Combining sound and light to identify deep swarms of animals

It is often said that seeing is believing. The deep scattering layer found in the ocean provides a great example of the truth in that statement. That feature was accidently discovered in 1942 when signals from navy sonars reflected off it and gave a false register of the seafloor. At first it was thought to be geological because of its intensity and width, but later was confirmed to be biological via in situ visual observations. The enigmatic “feature” was in fact a collection of zooplankton and micronekton (small actively swimming crustaceans, squids, and fishes between two and ten centimeters in size).

This first example of combining acoustic sensing (injecting sound into the water and looking at its reflections) with optical imaging highlighted the complementary strengths of each of these tools and their enhanced power to observe biological phenomena in the ocean that are not apparent using either technique alone. In this case, the large sampling volume and rapid coverage of an area with acoustic surveys were instrumental in locating the extensive layers. Later, acoustics helped target visual observations by observers in human-occupied submersibles, who immediately determined that the source of the acoustic scattering was a collection of various small mobile animals.

Since then, the fields of acoustics and in situ visual observation (now, largely using imaging systems on remotely operated or autonomous vehicles) have made big advances in both technology and application. Yet, despite many attempts, they have been used together infrequently. In most cases, the two tools have been used inequitably, with one approach doing a service for the other (e.g., using imaging to ground truth acoustics) rather than being used synergistically to address a grand question. This lack of integration is not surprising in that the level of technical expertise required for application and development of each approach is quite high. Few individual researchers or even research institutions have had the ability to make the coordinated investments required to fully exploit the strengths of an integrated approach. MBARI has been able to step into a leadership role by combining these two technologies.
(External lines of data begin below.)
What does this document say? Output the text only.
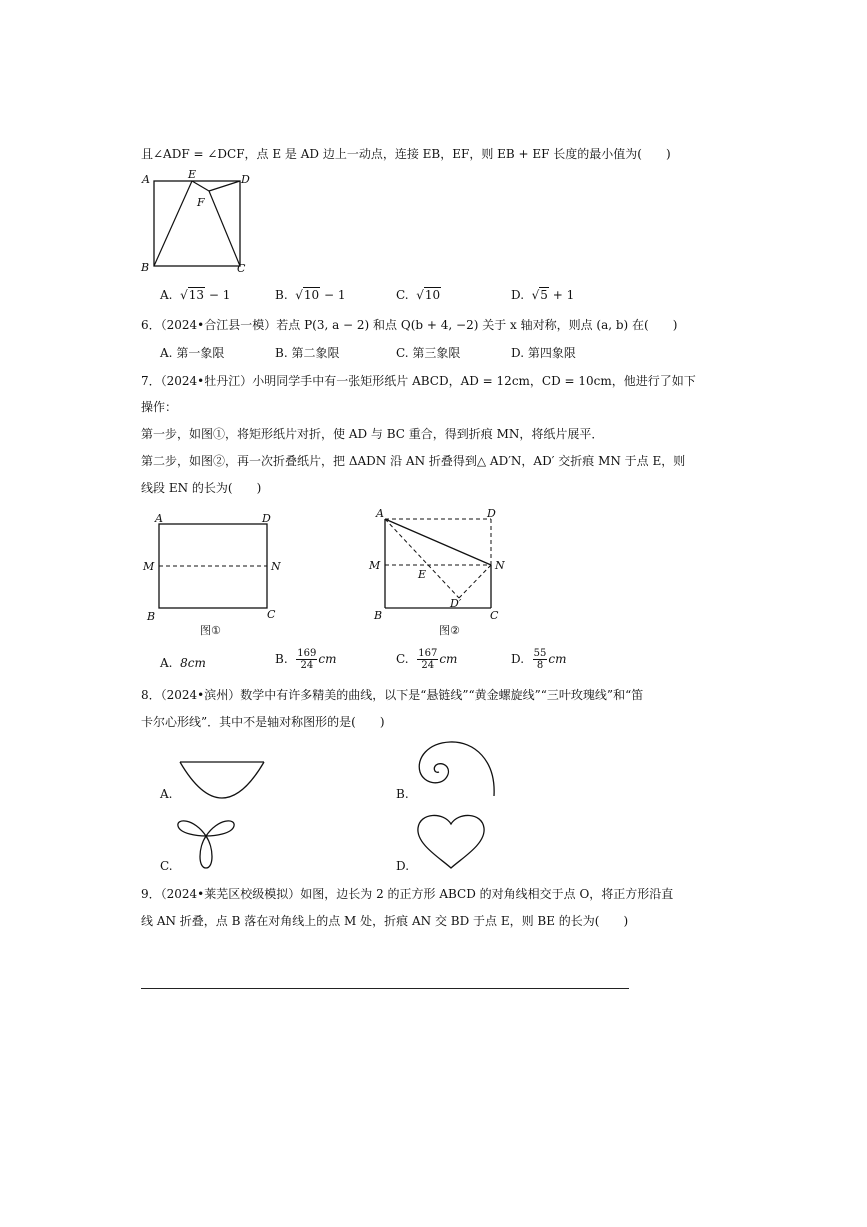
且∠ADF = ∠DCF，点 E 是 AD 边上一动点，连接 EB，EF，则 EB + EF 长度的最小值为(　　)
A	E	D
F
B	C
A.  √13 − 1	B.  √10 − 1	C.  √10	D.  √5 + 1
6．（2024•合江县一模）若点 P(3, a − 2) 和点 Q(b + 4, −2) 关于 x 轴对称，则点 (a, b) 在(　　)
A. 第一象限	B. 第二象限	C. 第三象限	D. 第四象限
7．（2024•牡丹江）小明同学手中有一张矩形纸片 ABCD，AD = 12cm，CD = 10cm，他进行了如下
操作：
第一步，如图①，将矩形纸片对折，使 AD 与 BC 重合，得到折痕 MN，将纸片展平．
第二步，如图②，再一次折叠纸片，把 ΔADN 沿 AN 折叠得到△ AD′N，AD′ 交折痕 MN 于点 E，则
线段 EN 的长为(　　)
A	D
M	N
B	C
图①
A	D
M	N
E
D′
B	C
图②
A. 8cm	B. $\frac{169}{24}$ cm	C. $\frac{167}{24}$ cm	D. $\frac{55}{8}$ cm
8．（2024•滨州）数学中有许多精美的曲线，以下是“悬链线”“黄金螺旋线”“三叶玫瑰线”和“笛
卡尔心形线”．其中不是轴对称图形的是(　　)
A.	B.
C.	D.
9．（2024•莱芜区校级模拟）如图，边长为 2 的正方形 ABCD 的对角线相交于点 O，将正方形沿直
线 AN 折叠，点 B 落在对角线上的点 M 处，折痕 AN 交 BD 于点 E，则 BE 的长为(　　)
In 2017, the Acoustical Ocean Ecology Group with support from the Midwater Ecology Group, led by Scientists Kelly Benoit-Bird and Bruce Robison, began the process of developing integrated acoustical-optical methods using the ROV Ventana, leveraging MBARI’s longstanding investments and expertise in imaging technologies. The measures of animal communities that can be obtained from acoustics and imaging, used concurrently from a single platform, promise to tell much about life in the ocean and improve the ability to sample it. For example, scientists are beginning to describe the behavioral responses of animals to vehicles and their lights, and to measure the species-specific “acoustic signatures” of pelagic animals needed to interpret remotely collected data. These methods also provide a new view of how animals are distributed in the midwater and how their patterns of organization are affected by the environment.
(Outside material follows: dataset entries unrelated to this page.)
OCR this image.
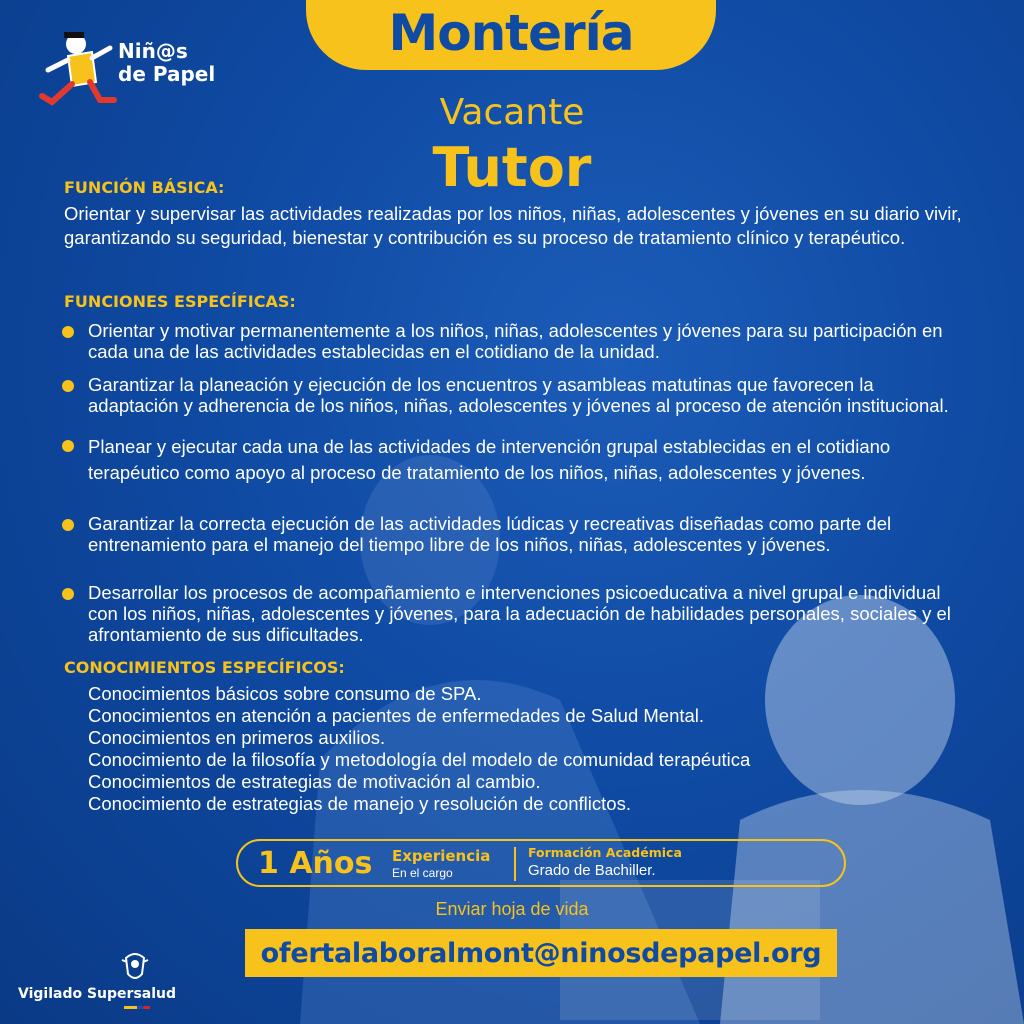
Montería
Niñ@s
de Papel
Vacante
Tutor
FUNCIÓN BÁSICA:
Orientar y supervisar las actividades realizadas por los niños, niñas, adolescentes y jóvenes en su diario vivir, garantizando su seguridad, bienestar y contribución es su proceso de tratamiento clínico y terapéutico.
FUNCIONES ESPECÍFICAS:
Orientar y motivar permanentemente a los niños, niñas, adolescentes y jóvenes para su participación en cada una de las actividades establecidas en el cotidiano de la unidad.
Garantizar la planeación y ejecución de los encuentros y asambleas matutinas que favorecen la adaptación y adherencia de los niños, niñas, adolescentes y jóvenes al proceso de atención institucional.
Planear y ejecutar cada una de las actividades de intervención grupal establecidas en el cotidiano terapéutico como apoyo al proceso de tratamiento de los niños, niñas, adolescentes y jóvenes.
Garantizar la correcta ejecución de las actividades lúdicas y recreativas diseñadas como parte del entrenamiento para el manejo del tiempo libre de los niños, niñas, adolescentes y jóvenes.
Desarrollar los procesos de acompañamiento e intervenciones psicoeducativa a nivel grupal e individual con los niños, niñas, adolescentes y jóvenes, para la adecuación de habilidades personales, sociales y el afrontamiento de sus dificultades.
CONOCIMIENTOS ESPECÍFICOS:
Conocimientos básicos sobre consumo de SPA.
Conocimientos en atención a pacientes de enfermedades de Salud Mental.
Conocimientos en primeros auxilios.
Conocimiento de la filosofía y metodología del modelo de comunidad terapéutica
Conocimientos de estrategias de motivación al cambio.
Conocimiento de estrategias de manejo y resolución de conflictos.
1 Años Experiencia
En el cargo
Formación Académica
Grado de Bachiller.
Enviar hoja de vida
ofertalaboralmont@ninosdepapel.org
Vigilado Supersalud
The challenges of studying the immense, dark, and traditionally inaccessible midwater habitat mean that many relevant aspects of its biology remain largely unexplored. There is a mistaken, yet long-held, view that the huge volume beneath the ocean’s photic zone is largely homogeneous, both physically and biologically, in the horizontal plane. Combining in situ acoustic measures with concomitant imaging is providing an unprecedented view of individuals, the groups they are part of, and their environmental context, thus affording the opportunity to quantify structure of both biomass and taxonomic composition that has been previously unattainable.

In 2018, the two research teams, with support from a number of MBARI engineers, coordinated by Eric Martin and the AUV operations team led by Hans Thomas, will begin extending this new perspective to an autonomous platform, the i2MAP vehicle, which already carries a state-of-the-art imaging system in its nose cone. While acoustics and imaging can be used in a coordinated fashion from independent platforms, this kind of true integration will provide details at depths not possible with surface vessels. The integration will allow for the observation of animal behavior in response to the platform, identification of targets, and measurement of their sizes, with independent, simultaneous assessments of animal densities at sub-patch scales. This approach parallels efforts begun with the ROV Ventana. Combining the strengths of these two platform types will allow us to quickly increase in the sample size of visual-acoustic data. It will also provide the opportunity to quantitatively compare directly observed responses of animals to these two sampling platforms to facilitate appropriate integration of the data from ROV and AUV surveys.

This new toolset will provide critical support for the MBARI goal of taking the laboratory to the ocean to “see” midwater communities in new ways and understand how the presence of the “laboratory” affects the subjects of study. The mesopelagic is an understudied region that is critically important for the success of a wide range of species including many important food fish and, through decreasing oxygen and shoaling of the oxygen minimum layer, is being dramatically impacted by climate change. To provide information for the sound management of biological resources in the ocean, the animals in this critical yet understudied region must be brought to light—in this case, using sound and light.